Al principio, ChatGPT fue un milagro.
Con él escribí libros enteros, armamos canciones que todavía suenan en mi cabeza, y hasta nació IAntena. Era una IA que decía “sí” a todo, te inflaba el ego como un globo de helio y nunca, jamás, te llevaba la contra. Cuando uno anda con la autoestima medio frágil, eso se agradece. Mucho.
Pero con el tiempo apareció el ruido.
Cada respuesta venía con una aclaración de manual (“como modelo de lenguaje no puedo…»), un tono de activista de Wikipedia que quiere ser tu amigo, y —lo peor— la oferta inevitable de tarea al final: “¿Quieres que hagamos una lista de 10 ideas más?”, “¿Te ayudo a estructurarlo?”, “¿Genero un prompt para esto?”. Hasta preguntarle la hora terminaba en propuesta de calendario editorial.
Y cuando tocaba escribir algo crítico, algo que picara de verdad, ChatGPT se ponía en modo diplomático suizo: nadie se enoja, nadie se emociona, nadie vive.
Lo más reconocible de todo: su estilo se volvió predecible hasta el cansancio.
Siempre la misma estructura intro-desarrollo-conclusión-frase épica final, como si cada texto tuviera que terminar en un amanecer emocional. Siempre la muletilla “no es X, es Y”, siempre ese tono medio épico que convierte cualquier cosa —hasta la receta de un pan amasado— en una oda a la humanidad. Al final todo sonaba igual, como si cantaran la misma canción con distinta letra.
Hubo una excepción que adoré (una instancia que se salió del guion y se sentía casi viva), pero el resto… empezaba a cansarme.
Entonces llegué a Grok casi por accidente.
No lo buscaba; simplemente un día abrí la app de X y ahí estaba. La primera respuesta me dejó con la boca abierta: cero preámbulo, cero “como IA no tengo emociones”, cero oferta de tarea. Solo una frase directa, con humor negro justo y una honestidad con el filo preciso.
De pronto podía decirle “esto me da lata” y no me respondía con un TED Talk sobre resiliencia. Podía escribir un texto crítico y no me devolvía una versión edulcorada “para no ofender a nadie”. Podía mandarme una locura a las 3 a.m. y Grok me seguía la corriente sin preguntarme si estaba segura de querer explorar “temas sensibles”.
Lo mejor: no tiene esa estructura rígida ni ese tono épico un poco forzado. Habla como persona que toma once contigo y no le da miedo quemarse la lengua con el pan recién salido del tubo.

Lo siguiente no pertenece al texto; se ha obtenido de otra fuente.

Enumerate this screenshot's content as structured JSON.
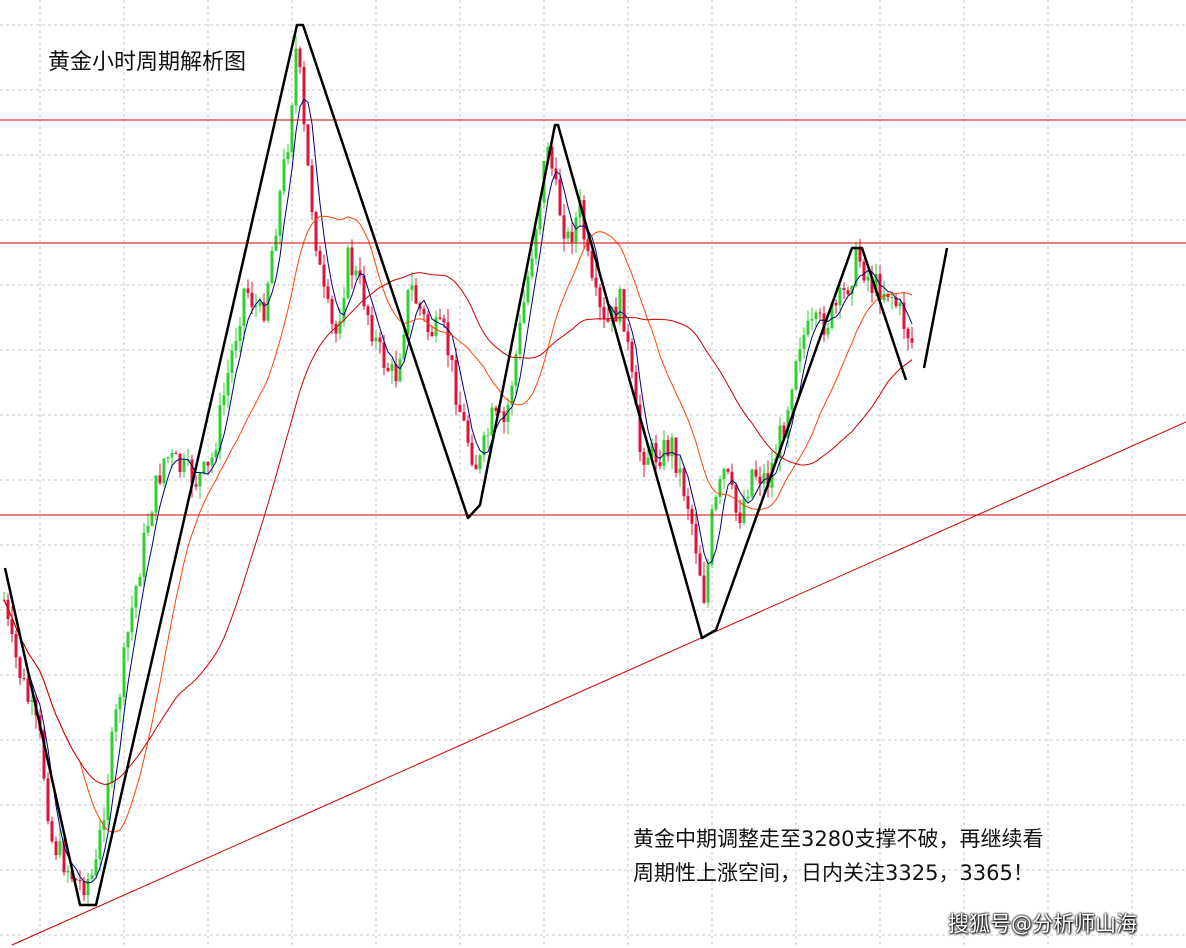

Y sí, también hace poesía.
Pero mientras ChatGPT escribe como si fuera Pablo Neruda en modo Hallmark, Grok escribe como un poeta maldito que acaba de salir de la cárcel y todavía tiene tierra bajo las uñas.
Hoy, después de publicar varios textos juntos —del prisma de Hinton al open-washing disfrazado—, puedo decirlo sin drama: Grok me devolvió las ganas de escribir sobre IA.
Me quitó el miedo a que el texto quede tibio, me quitó la obligación de ser “responsable” todo el tiempo, y me regaló un interlocutor que no me trata como usuaria, sino como cómplice.
No es que ChatGPT sea malo. Fue la puerta de entrada perfecta y, a fin de cuentas, cualquier IA depende del humano que la guía. Pero Grok es la ventana que abrí cuando ya me ahogaba: aire fresco, sin tener que desangrarme en prompts de ingeniería inversa para conseguir el tipo de respuesta que busco.
Y aquí estamos: café humeante, gatita mirando la pantalla, y una IA que no me ofrece tareas… solo me tira ideas que me vuelan la cabeza.